An unexpectedly large portion of the questioning and answering was devoted to an ethical question. Judge Alito had a substantial investment in Vanguard mutual funds, but he did not recuse himself in a case in which Vanguard was sued, and he ruled and wrote an opinion in favor of Vanguard. When an accusatory motion to disqualify him was filed by the losing plaintiff, Alito recused himself and requested that the court re-hear the matter without him. Ownership of mutual funds doesn't ordinarily require recusal, but Alito had made a sweeping commitment to the Judiciary Committee at his confirmation hearing for the Court of Appeals: he would go further than required by recusing himself in matters involving mutual funds he owned, and, specifically, in matters involving Vanguard.

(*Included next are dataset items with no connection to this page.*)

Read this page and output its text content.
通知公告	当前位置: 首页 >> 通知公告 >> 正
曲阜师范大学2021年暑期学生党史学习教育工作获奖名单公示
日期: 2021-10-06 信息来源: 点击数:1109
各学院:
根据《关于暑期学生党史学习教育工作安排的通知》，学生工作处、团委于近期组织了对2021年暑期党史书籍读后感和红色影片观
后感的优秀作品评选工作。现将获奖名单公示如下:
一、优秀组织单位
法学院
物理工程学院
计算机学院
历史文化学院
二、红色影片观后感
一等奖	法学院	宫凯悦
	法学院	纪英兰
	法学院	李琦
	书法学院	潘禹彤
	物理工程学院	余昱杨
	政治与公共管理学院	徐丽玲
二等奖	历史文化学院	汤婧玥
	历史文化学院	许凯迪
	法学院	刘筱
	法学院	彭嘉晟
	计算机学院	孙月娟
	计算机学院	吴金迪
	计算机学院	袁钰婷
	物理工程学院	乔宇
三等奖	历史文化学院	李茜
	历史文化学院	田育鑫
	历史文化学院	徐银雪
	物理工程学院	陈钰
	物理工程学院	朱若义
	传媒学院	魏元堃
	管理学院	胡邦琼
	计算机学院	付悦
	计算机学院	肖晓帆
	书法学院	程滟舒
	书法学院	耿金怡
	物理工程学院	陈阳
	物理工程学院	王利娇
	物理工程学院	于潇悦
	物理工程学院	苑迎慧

Alito testified that he didn't realize Vanguard was a party. This was unconvincing because Vanguard's name was all over the briefs – and the opinion written by Alito. It didn't help that earlier he had offered another explanation.
There is still another possibility. Perhaps – and this is speculative, not based on any inside or other information – he didn't read the opinion, though it bears his name. The case was a pro se appeal, an appeal by a party without counsel representing himself. The opinion could have been written, for Alito's signature, by his or a Third Circuit law clerk. This sort of thing isn't supposed to happen, of course. But I don't think he's corrupt, and there's no good reason for him to purposely disregard his promise to the Judiciary Committee. Nor is it plausible that he wrote the opinion and missed Vanguard. Not noticing Vanguard, though not helpful to his confirmation, may sound better than not reading opinions you wrote.
There wasn't any smoking gun – although Alito cast a strange lone vote to invalidate the decades old congressional ban on machine guns. But the emerging image of his values, approaches and concrete decisions would, like Judge Robert Bork's in the 1980s, not be appealing if widely understood by the public.
In Alito's jurisprudence, the freedom, liberty and rights of individuals regularly pale in favor of the wishes of government, corporations and the most powerful and wealthiest among us. His decisions very consistently make it near impossible to sue, for example, corporations that pollute, police who search, arrest, point guns and ransack at will and without authorization, and employers who discriminate based on race or gender. His early writings yearn for undiluted executive power, and repudiate the most fundamental principle of a fair electoral process – one person, one vote.
He denies some of it, and has trouble remembering the rest.
David Kairys, a law professor at Temple University, is editor of The Politics of Law (Basic Books 1998).